On one hand I find it it fascinating how even now we put so much store in the ‘truth’ of the photograph. Despite the proliferation of photoshopped images we still inherently see photography as proof. That said it’s fairly easy to weed out the altered images - as Demi Moore recently found out - but context is just as easy to ‘fix’ and far harder to identify.
Photography (and video for that matter) in war, conflict or tragedy will always be emotionally charged because it is disturbing in it’s self and doubly so because we are in the position of a mute observer. Add to that a political charge or bias and the role of the war photographer can become incendiary. Does this mean we should be shielded from it? I don’t know but I do know it should be objective and not politically motivated - of course it never will.

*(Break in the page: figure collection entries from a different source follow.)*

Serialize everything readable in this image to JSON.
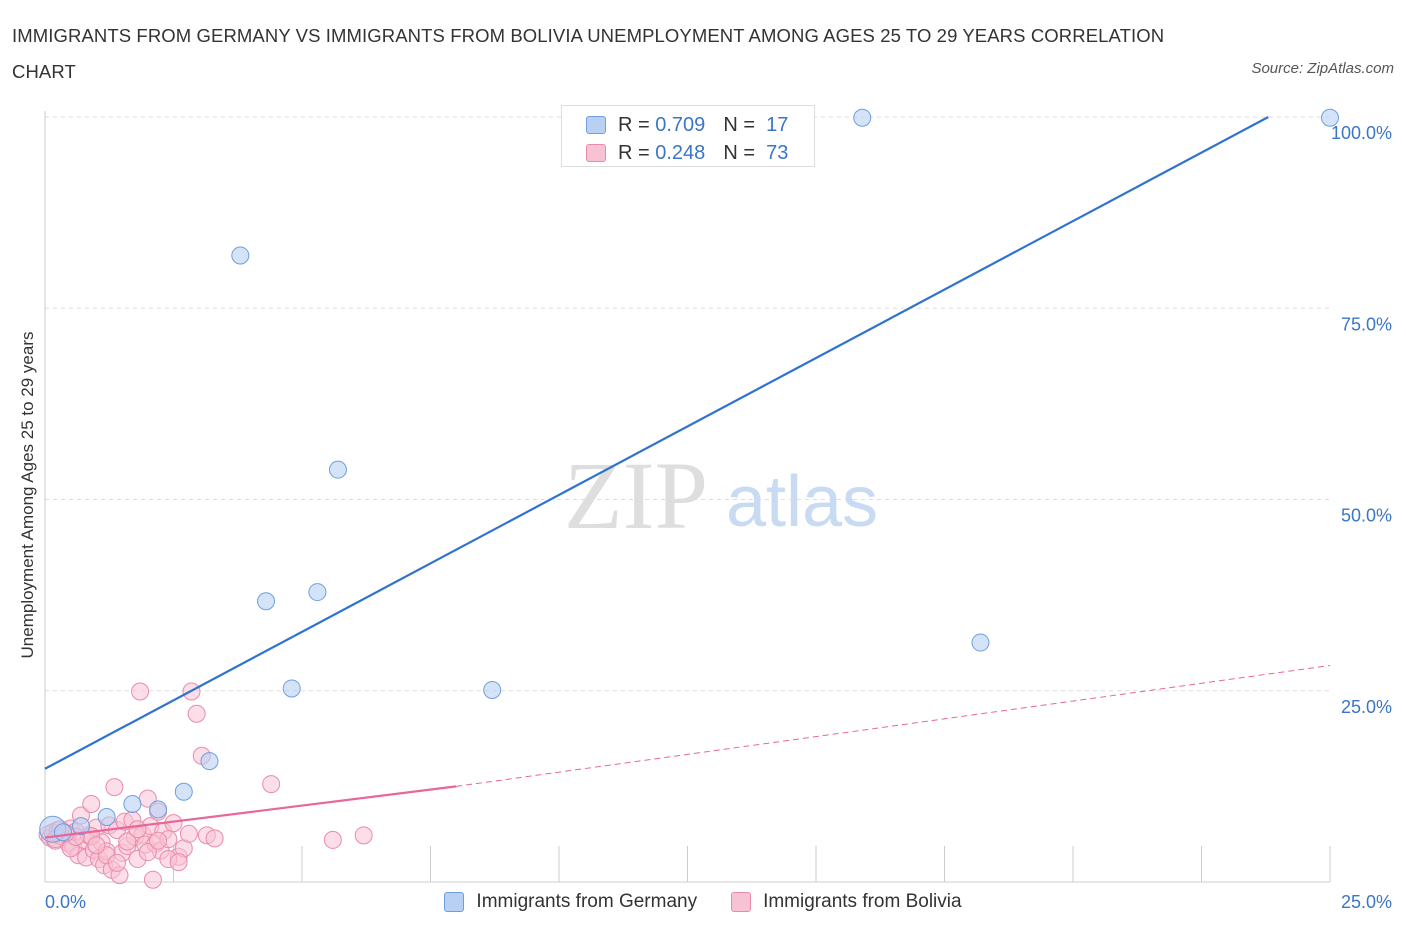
{
  "title": "IMMIGRANTS FROM GERMANY VS IMMIGRANTS FROM BOLIVIA UNEMPLOYMENT AMONG AGES 25 TO 29 YEARS CORRELATION CHART",
  "source": "Source: ZipAtlas.com",
  "watermark": {
    "zip": "ZIP",
    "atlas": "atlas"
  },
  "legend": {
    "germany": {
      "r_label": "R =",
      "r_value": "0.709",
      "n_label": "N =",
      "n_value": "17"
    },
    "bolivia": {
      "r_label": "R =",
      "r_value": "0.248",
      "n_label": "N =",
      "n_value": "73"
    }
  },
  "bottom_legend": {
    "germany": "Immigrants from Germany",
    "bolivia": "Immigrants from Bolivia"
  },
  "colors": {
    "germany_fill": "#b7d0f4",
    "germany_stroke": "#6f9fe0",
    "germany_line": "#2f72cf",
    "bolivia_fill": "#f7c2d3",
    "bolivia_stroke": "#ec8aab",
    "bolivia_line": "#e8669a",
    "tick_label": "#3a76c8",
    "grid": "#dddddd"
  },
  "chart_data": {
    "type": "scatter",
    "title": "IMMIGRANTS FROM GERMANY VS IMMIGRANTS FROM BOLIVIA UNEMPLOYMENT AMONG AGES 25 TO 29 YEARS CORRELATION CHART",
    "xlabel": "",
    "ylabel": "Unemployment Among Ages 25 to 29 years",
    "xlim": [
      0,
      25
    ],
    "ylim": [
      0,
      100
    ],
    "x_tick_labels": [
      "0.0%",
      "25.0%"
    ],
    "y_ticks": [
      25,
      50,
      75,
      100
    ],
    "y_tick_labels": [
      "25.0%",
      "50.0%",
      "75.0%",
      "100.0%"
    ],
    "grid": true,
    "series": [
      {
        "name": "Immigrants from Germany",
        "R": 0.709,
        "N": 17,
        "trend": {
          "x": [
            0,
            23.8
          ],
          "y": [
            14.8,
            100
          ]
        },
        "points": [
          {
            "x": 0.15,
            "y": 6.9
          },
          {
            "x": 0.35,
            "y": 6.5
          },
          {
            "x": 0.7,
            "y": 7.3
          },
          {
            "x": 1.2,
            "y": 8.5
          },
          {
            "x": 1.7,
            "y": 10.2
          },
          {
            "x": 2.2,
            "y": 9.5
          },
          {
            "x": 2.7,
            "y": 11.8
          },
          {
            "x": 3.2,
            "y": 15.8
          },
          {
            "x": 3.8,
            "y": 81.9
          },
          {
            "x": 4.3,
            "y": 36.7
          },
          {
            "x": 4.8,
            "y": 25.3
          },
          {
            "x": 5.3,
            "y": 37.9
          },
          {
            "x": 5.7,
            "y": 53.9
          },
          {
            "x": 8.7,
            "y": 25.1
          },
          {
            "x": 15.9,
            "y": 99.9
          },
          {
            "x": 18.2,
            "y": 31.3
          },
          {
            "x": 25.0,
            "y": 99.9
          }
        ]
      },
      {
        "name": "Immigrants from Bolivia",
        "R": 0.248,
        "N": 73,
        "trend": {
          "x": [
            0,
            8
          ],
          "y": [
            5.8,
            12.5
          ]
        },
        "trend_extended": {
          "x": [
            8,
            25
          ],
          "y": [
            12.5,
            28.3
          ]
        },
        "points": [
          {
            "x": 0.05,
            "y": 6.2
          },
          {
            "x": 0.1,
            "y": 5.8
          },
          {
            "x": 0.15,
            "y": 6.5
          },
          {
            "x": 0.2,
            "y": 5.4
          },
          {
            "x": 0.25,
            "y": 6.8
          },
          {
            "x": 0.3,
            "y": 6.0
          },
          {
            "x": 0.35,
            "y": 5.9
          },
          {
            "x": 0.4,
            "y": 6.3
          },
          {
            "x": 0.45,
            "y": 5.1
          },
          {
            "x": 0.5,
            "y": 7.0
          },
          {
            "x": 0.55,
            "y": 4.6
          },
          {
            "x": 0.6,
            "y": 6.6
          },
          {
            "x": 0.65,
            "y": 3.5
          },
          {
            "x": 0.7,
            "y": 8.7
          },
          {
            "x": 0.75,
            "y": 5.5
          },
          {
            "x": 0.8,
            "y": 3.2
          },
          {
            "x": 0.85,
            "y": 6.1
          },
          {
            "x": 0.9,
            "y": 10.2
          },
          {
            "x": 0.95,
            "y": 4.2
          },
          {
            "x": 1.0,
            "y": 7.1
          },
          {
            "x": 1.05,
            "y": 3.0
          },
          {
            "x": 1.1,
            "y": 5.2
          },
          {
            "x": 1.15,
            "y": 2.2
          },
          {
            "x": 1.2,
            "y": 4.0
          },
          {
            "x": 1.25,
            "y": 7.4
          },
          {
            "x": 1.3,
            "y": 1.6
          },
          {
            "x": 1.35,
            "y": 12.4
          },
          {
            "x": 1.4,
            "y": 6.8
          },
          {
            "x": 1.45,
            "y": 0.9
          },
          {
            "x": 1.5,
            "y": 3.8
          },
          {
            "x": 1.55,
            "y": 7.9
          },
          {
            "x": 1.6,
            "y": 4.7
          },
          {
            "x": 1.7,
            "y": 8.1
          },
          {
            "x": 1.75,
            "y": 5.9
          },
          {
            "x": 1.8,
            "y": 3.0
          },
          {
            "x": 1.85,
            "y": 24.9
          },
          {
            "x": 1.9,
            "y": 6.2
          },
          {
            "x": 1.95,
            "y": 4.9
          },
          {
            "x": 2.0,
            "y": 10.9
          },
          {
            "x": 2.05,
            "y": 7.3
          },
          {
            "x": 2.1,
            "y": 0.3
          },
          {
            "x": 2.15,
            "y": 5.0
          },
          {
            "x": 2.2,
            "y": 9.2
          },
          {
            "x": 2.25,
            "y": 4.1
          },
          {
            "x": 2.3,
            "y": 6.6
          },
          {
            "x": 2.4,
            "y": 5.6
          },
          {
            "x": 2.5,
            "y": 7.7
          },
          {
            "x": 2.6,
            "y": 3.3
          },
          {
            "x": 2.7,
            "y": 4.4
          },
          {
            "x": 2.8,
            "y": 6.3
          },
          {
            "x": 2.85,
            "y": 24.9
          },
          {
            "x": 2.95,
            "y": 22.0
          },
          {
            "x": 3.05,
            "y": 16.5
          },
          {
            "x": 3.15,
            "y": 6.1
          },
          {
            "x": 3.3,
            "y": 5.7
          },
          {
            "x": 0.5,
            "y": 4.4
          },
          {
            "x": 0.9,
            "y": 6.0
          },
          {
            "x": 1.2,
            "y": 3.5
          },
          {
            "x": 1.6,
            "y": 5.3
          },
          {
            "x": 2.0,
            "y": 3.9
          },
          {
            "x": 2.4,
            "y": 3.0
          },
          {
            "x": 0.3,
            "y": 6.9
          },
          {
            "x": 0.6,
            "y": 5.9
          },
          {
            "x": 1.0,
            "y": 4.8
          },
          {
            "x": 1.4,
            "y": 2.5
          },
          {
            "x": 1.8,
            "y": 6.9
          },
          {
            "x": 2.2,
            "y": 5.4
          },
          {
            "x": 2.6,
            "y": 2.6
          },
          {
            "x": 4.4,
            "y": 12.8
          },
          {
            "x": 5.6,
            "y": 5.5
          },
          {
            "x": 6.2,
            "y": 6.1
          },
          {
            "x": 0.2,
            "y": 5.6
          },
          {
            "x": 0.4,
            "y": 6.4
          }
        ]
      }
    ]
  }
}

Do I want or need to see the bodies of political figures? Again I don’t know - but I’ve seen River Phoenix’s corpse. I’ve seen Marilyn Monroe’s. I’ve seen Michael Jackson’s - blown up to fill the front page of OK magazine. The BBC posted the audio recording of the 911 call for Michael Jackson’s death on their website. Similarly much of the imagery coming out of Japan after the tsunami was horrific - and again featured in giant colour slideshows on the BBC website. Need I even mention the people jumping from the Twin Towers on an endless loop of international news?
Like I say I’m not sure whether I think it’s our duty to absorb this stuff or just another form of rubbernecking - but I do believe we have to be honest about our motives in showing (or not showing) these images. Is it to feel the reality of these situations we are not personally experiencing more acutely - or to sell papers, to drive propaganda or to shield us from the truth?
Either way the photographer - be that professional or otherwise - is surely still one of the most important components of news reportage, yet so rarely acknowledged.